At night time we found the best place with live music and dancing. It was a 5 block party in the street with cumbia music and dancing all night long. The streets are packed, I was constantly running into people that I have met from my travels and it was a bunch of hippies dancing and enjoying each other’s company. At one point the streets were so packed and we were travelling around like sardines in circles going around a roundabout. There was a band in the center of the round about where the band was and literally for hours we were just going round and around laughing, cheering and singing to the music. I have never experienced anything like it.

What I took away from Carnival is that people love to party with their families, love to share everything that they have, and want to make sure everyone is having a good time. Colombia feels so warm and much like a community. If you are alone, lost, or need something, you can count on a Colombian helping you. This feeling of welcoming and loving people who are strangers is so beautiful and something that I hope and aspire to take with me for the rest of my life!

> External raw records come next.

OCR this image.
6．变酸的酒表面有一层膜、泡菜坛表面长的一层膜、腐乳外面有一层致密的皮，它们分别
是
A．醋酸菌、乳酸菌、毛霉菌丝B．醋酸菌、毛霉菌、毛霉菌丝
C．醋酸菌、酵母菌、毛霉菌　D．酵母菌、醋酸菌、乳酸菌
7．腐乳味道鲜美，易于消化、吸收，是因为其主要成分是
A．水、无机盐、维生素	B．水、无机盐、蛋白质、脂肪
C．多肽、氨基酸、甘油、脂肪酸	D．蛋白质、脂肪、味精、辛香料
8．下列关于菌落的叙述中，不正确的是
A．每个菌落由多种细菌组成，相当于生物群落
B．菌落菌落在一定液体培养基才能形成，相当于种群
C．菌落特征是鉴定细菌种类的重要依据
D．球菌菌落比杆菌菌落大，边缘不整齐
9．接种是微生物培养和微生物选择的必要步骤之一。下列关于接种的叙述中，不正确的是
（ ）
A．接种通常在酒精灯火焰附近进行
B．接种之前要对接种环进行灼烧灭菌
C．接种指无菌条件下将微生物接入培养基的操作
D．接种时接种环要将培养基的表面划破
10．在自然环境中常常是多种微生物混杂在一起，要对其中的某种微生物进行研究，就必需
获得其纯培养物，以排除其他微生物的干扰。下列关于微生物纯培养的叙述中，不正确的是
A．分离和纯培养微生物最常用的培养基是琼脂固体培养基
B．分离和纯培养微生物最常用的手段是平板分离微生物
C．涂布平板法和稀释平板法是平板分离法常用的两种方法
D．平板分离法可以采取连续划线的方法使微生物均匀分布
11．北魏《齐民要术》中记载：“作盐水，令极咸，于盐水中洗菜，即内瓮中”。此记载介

To get to Barranquilla, go to the Santa Marta bus station and take a bus for $8,000-10,000 MIL ($4-5 USD). It is super easy, inexpensive and about $30,000 MIL ($15 USD) cheaper than if you go through the hostels. Once in Barranquilla they drop you of far away from downtown. You must take a taxi downtown for about $10,000 MIL ($5 USD) if you want to stay in Barranquilla for Carnival, book early! Months early for hostels and maybe 2 months early for Foch surfing. So many people did day trips from Cartagena or Barranquilla and were unable to stay for the night. However I did meet some people that stayed not be floor of restaurants because the owners but mattresses down for people to use! Colombian hospitality is amazing!